Distributed Global Structure-from-Motion with a Deep Front-End
This work addresses the challenge of enhancing global SfM for computer vision applications, but it is incremental as it shows limited gains over existing methods.
The authors tackled the problem of improving global Structure-from-Motion (SfM) to match state-of-the-art incremental methods by integrating deep-learning-based feature extraction and matching, but found that none outperformed classical SIFT features in incremental SfM results across datasets.

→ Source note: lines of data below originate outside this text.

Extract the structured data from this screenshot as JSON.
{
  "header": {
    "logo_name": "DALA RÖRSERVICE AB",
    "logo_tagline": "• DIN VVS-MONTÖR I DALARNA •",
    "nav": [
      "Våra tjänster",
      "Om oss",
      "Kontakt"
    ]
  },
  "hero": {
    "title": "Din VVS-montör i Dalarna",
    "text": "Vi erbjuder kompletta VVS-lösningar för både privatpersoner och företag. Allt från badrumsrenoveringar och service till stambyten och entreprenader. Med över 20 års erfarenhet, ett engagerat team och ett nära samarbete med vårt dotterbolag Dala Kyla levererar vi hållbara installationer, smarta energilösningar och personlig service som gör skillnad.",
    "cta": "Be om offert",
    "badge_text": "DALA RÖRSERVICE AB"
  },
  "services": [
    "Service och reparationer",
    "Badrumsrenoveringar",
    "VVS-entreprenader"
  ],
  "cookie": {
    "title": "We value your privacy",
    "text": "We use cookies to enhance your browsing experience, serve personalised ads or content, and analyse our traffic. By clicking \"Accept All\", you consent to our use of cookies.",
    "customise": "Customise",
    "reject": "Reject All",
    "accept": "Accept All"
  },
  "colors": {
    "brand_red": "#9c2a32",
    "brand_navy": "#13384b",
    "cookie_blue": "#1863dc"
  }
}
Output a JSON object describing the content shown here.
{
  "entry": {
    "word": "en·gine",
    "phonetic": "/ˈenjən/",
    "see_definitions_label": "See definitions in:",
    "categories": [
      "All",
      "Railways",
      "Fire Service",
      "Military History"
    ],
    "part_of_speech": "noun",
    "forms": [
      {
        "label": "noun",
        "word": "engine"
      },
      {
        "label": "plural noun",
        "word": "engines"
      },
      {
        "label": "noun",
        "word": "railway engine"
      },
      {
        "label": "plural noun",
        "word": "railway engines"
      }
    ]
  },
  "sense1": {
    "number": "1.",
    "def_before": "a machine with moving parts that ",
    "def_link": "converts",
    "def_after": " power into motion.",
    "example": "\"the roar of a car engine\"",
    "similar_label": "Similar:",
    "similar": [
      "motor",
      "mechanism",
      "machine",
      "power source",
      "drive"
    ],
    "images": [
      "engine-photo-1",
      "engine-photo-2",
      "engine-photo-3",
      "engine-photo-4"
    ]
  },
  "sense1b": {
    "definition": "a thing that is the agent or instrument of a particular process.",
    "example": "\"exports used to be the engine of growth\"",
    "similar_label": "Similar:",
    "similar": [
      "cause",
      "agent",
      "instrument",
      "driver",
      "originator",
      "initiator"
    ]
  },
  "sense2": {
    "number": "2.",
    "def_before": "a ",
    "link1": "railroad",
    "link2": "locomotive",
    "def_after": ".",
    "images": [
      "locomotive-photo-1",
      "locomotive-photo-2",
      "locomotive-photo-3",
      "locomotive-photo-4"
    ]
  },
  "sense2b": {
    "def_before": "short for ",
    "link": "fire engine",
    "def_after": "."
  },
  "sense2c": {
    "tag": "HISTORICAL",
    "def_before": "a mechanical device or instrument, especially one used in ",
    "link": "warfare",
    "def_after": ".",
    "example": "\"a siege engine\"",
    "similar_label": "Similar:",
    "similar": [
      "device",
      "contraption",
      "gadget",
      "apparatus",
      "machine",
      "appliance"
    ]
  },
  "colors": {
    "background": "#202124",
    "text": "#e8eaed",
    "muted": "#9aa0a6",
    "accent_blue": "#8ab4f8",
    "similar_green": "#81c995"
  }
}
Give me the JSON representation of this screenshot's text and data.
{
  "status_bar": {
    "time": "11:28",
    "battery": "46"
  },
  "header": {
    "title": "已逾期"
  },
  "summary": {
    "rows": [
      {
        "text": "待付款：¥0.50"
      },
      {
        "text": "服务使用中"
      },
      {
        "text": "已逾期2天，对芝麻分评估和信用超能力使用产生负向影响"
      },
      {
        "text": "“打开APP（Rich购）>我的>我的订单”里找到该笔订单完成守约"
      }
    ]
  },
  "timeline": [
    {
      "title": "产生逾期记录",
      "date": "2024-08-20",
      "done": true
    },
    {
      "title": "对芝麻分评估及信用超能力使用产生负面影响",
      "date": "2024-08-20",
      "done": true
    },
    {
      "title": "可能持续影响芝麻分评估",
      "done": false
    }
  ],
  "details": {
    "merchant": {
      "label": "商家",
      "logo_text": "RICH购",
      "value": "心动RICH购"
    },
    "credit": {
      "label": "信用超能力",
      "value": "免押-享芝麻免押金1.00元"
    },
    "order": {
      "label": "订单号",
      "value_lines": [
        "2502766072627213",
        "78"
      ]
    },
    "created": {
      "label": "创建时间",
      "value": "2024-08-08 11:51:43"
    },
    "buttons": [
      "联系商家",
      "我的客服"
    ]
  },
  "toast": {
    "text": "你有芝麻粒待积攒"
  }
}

While initial approaches to Structure-from-Motion (SfM) revolved around both global and incremental methods, most recent applications rely on incremental systems to estimate camera poses due to their superior robustness. Though there has been tremendous progress in SfM `front-ends' powered by deep models learned from data, the state-of-the-art (incremental) SfM pipelines still rely on classical SIFT features, developed in 2004. In this work, we investigate whether leveraging the developments in feature extraction and matching helps global SfM perform on par with the SOTA incremental SfM approach (COLMAP). To do so, we design a modular SfM framework that allows us to easily combine developments in different stages of the SfM pipeline. Our experiments show that while developments in deep-learning based two-view correspondence estimation do translate to improvements in point density for scenes reconstructed with global SfM, none of them outperform SIFT when comparing with incremental SfM results on a range of datasets. Our SfM system is designed from the ground up to leverage distributed computation, enabling us to parallelize computation on multiple machines and scale to large scenes.